A reasonable approach to increasing the antitumor efficacy of DOX is to elevate its intratumor level. According to our findings, the intratumor concentration of DOX was 6.86 µg/g, comparable to previous reports of bone metastatic breast carcinoma that received PLD with a concentration of 6.5 µg/g at a dose of 50 mg/m2 and 1.4 µg/g at a dose of 35 mg/m2 [31]. An adverse correlation was found between the total collagen fraction and the intratumor DOX level (r = 0.651, P = 0.009). The AA-induced reduction in collagen elevated the DOX level by 30% (8.88 µg/g). As reported, the inhibition of stromal collagen could lead to increased delivery of nanoparticles (nanoparticles 100 nm in diameter) by 1.5-fold in HSTS26T and 4-fold in Mu89 [17].

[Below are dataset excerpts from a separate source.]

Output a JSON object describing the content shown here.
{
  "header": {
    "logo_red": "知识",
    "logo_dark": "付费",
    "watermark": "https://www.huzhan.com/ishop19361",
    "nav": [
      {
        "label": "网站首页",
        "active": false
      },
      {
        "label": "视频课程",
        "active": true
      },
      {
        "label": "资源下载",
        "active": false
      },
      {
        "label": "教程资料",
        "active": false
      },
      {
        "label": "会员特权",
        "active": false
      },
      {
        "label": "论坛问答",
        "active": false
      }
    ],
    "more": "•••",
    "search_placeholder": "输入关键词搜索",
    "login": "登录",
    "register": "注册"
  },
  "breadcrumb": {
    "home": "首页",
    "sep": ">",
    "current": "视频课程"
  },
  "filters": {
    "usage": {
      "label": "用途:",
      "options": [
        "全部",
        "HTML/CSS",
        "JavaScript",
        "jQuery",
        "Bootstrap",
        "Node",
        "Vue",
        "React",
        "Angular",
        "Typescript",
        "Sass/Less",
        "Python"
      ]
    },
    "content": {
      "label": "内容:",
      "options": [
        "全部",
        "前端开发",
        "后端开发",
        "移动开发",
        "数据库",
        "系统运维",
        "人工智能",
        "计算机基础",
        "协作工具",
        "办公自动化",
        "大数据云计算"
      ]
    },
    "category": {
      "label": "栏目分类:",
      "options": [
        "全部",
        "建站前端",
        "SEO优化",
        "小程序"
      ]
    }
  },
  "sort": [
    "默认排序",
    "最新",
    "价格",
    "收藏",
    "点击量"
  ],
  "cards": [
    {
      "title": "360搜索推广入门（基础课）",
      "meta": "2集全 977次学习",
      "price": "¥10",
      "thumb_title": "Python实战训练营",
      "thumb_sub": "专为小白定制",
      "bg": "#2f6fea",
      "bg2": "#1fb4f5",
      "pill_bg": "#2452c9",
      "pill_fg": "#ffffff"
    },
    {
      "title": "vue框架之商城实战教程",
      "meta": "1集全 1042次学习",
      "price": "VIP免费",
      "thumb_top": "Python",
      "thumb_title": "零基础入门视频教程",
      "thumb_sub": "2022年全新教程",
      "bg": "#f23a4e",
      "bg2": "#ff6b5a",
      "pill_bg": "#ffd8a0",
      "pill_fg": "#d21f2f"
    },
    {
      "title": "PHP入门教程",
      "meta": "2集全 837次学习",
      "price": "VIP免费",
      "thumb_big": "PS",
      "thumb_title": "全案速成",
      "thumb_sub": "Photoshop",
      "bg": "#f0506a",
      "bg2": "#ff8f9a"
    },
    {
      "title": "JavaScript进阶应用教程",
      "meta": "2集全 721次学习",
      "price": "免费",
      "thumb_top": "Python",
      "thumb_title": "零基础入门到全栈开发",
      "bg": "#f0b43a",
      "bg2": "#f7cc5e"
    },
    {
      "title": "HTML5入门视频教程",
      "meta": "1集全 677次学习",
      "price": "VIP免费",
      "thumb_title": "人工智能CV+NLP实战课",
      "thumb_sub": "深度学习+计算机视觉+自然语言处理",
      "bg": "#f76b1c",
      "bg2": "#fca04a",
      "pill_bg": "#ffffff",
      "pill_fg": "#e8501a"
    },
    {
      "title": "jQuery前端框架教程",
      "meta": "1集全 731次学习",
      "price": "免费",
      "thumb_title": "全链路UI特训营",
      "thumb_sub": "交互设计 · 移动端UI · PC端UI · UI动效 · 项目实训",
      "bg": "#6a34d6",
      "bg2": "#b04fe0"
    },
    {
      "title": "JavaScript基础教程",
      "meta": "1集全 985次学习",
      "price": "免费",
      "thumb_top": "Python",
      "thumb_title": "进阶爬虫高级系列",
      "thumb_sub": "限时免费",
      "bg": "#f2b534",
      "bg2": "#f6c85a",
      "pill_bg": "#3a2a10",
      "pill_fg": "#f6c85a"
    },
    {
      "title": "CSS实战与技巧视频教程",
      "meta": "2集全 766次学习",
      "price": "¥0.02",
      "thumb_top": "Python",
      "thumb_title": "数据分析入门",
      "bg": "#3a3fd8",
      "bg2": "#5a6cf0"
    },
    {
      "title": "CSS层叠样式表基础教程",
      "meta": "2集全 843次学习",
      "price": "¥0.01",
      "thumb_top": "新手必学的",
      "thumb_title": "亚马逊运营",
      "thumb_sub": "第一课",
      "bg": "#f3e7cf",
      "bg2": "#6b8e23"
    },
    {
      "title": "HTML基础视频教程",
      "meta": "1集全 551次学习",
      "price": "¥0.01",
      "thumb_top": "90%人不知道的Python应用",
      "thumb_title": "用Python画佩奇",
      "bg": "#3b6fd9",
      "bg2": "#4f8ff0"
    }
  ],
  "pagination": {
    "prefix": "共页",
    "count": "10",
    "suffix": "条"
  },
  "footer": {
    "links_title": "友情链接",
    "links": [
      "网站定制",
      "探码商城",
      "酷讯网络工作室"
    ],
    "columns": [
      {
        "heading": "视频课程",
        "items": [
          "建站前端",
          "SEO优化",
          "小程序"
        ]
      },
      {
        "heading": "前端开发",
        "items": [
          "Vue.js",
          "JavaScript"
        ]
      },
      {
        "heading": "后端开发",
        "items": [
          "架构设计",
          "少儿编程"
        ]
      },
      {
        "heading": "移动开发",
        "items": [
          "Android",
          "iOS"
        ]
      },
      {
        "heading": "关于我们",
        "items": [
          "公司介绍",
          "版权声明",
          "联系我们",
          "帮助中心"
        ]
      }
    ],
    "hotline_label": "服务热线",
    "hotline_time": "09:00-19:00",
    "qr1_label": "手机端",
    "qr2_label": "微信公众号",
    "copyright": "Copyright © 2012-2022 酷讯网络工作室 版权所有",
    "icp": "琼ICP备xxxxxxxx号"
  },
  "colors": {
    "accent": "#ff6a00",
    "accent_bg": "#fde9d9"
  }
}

Although our study confirmed the clinical benefit of stroma remodeling, its limits should also be mentioned. AA enhanced the antitumor effect of PLD to a significantly higher but less than optimal level. This result could be partially attributed to a stroma-limited microenvironment of the cell line-derived xenograft. Therefore, a stroma-rich animal model such as a patient-derived xenograft might serve as a better model for further research. Moreover, we can only state that “AA enhances the intratumor delivery and antitumor effect of PLD by attenuating tumor-stroma collagens” can be addressed. It was difficult to determine whether this effect is a Tt-DDS-specific effect or not due to the absence of data from the “AA + DOX” group. Therefore, a further study will be conducted to confirm whether the impact of AA-induced stroma remodeling on anti-neoplastic agents is Tt-DDS-specific or not. Additionally, all animals were sacrificed on the day after the last PLD administration to obtain tumor tissue for determination of the intratumor levels of PLD in the presented paper. Therefore, the impact of AA on the survival outcome of PLD in animals was not evaluated in this study.

Conclusion

The dense matrix in the tumor-stroma was identified as one of negative factors for patient benefits from Tt-DDSs. The current study investigated the role of AA in reducing the stroma to improve the antitumor effect of PLD. Pretreatment with AA induced a significant reduction in stromal collagens and increased accumulation of PLD in the tumor, with an improved in vivo effect of PLD. In conclusion, the study revealed that AA is an efficient agent for tumor-stroma remodeling and chemotherapy sensitization, thus offering a potential strategy to sensitize chemotherapy for cancer care.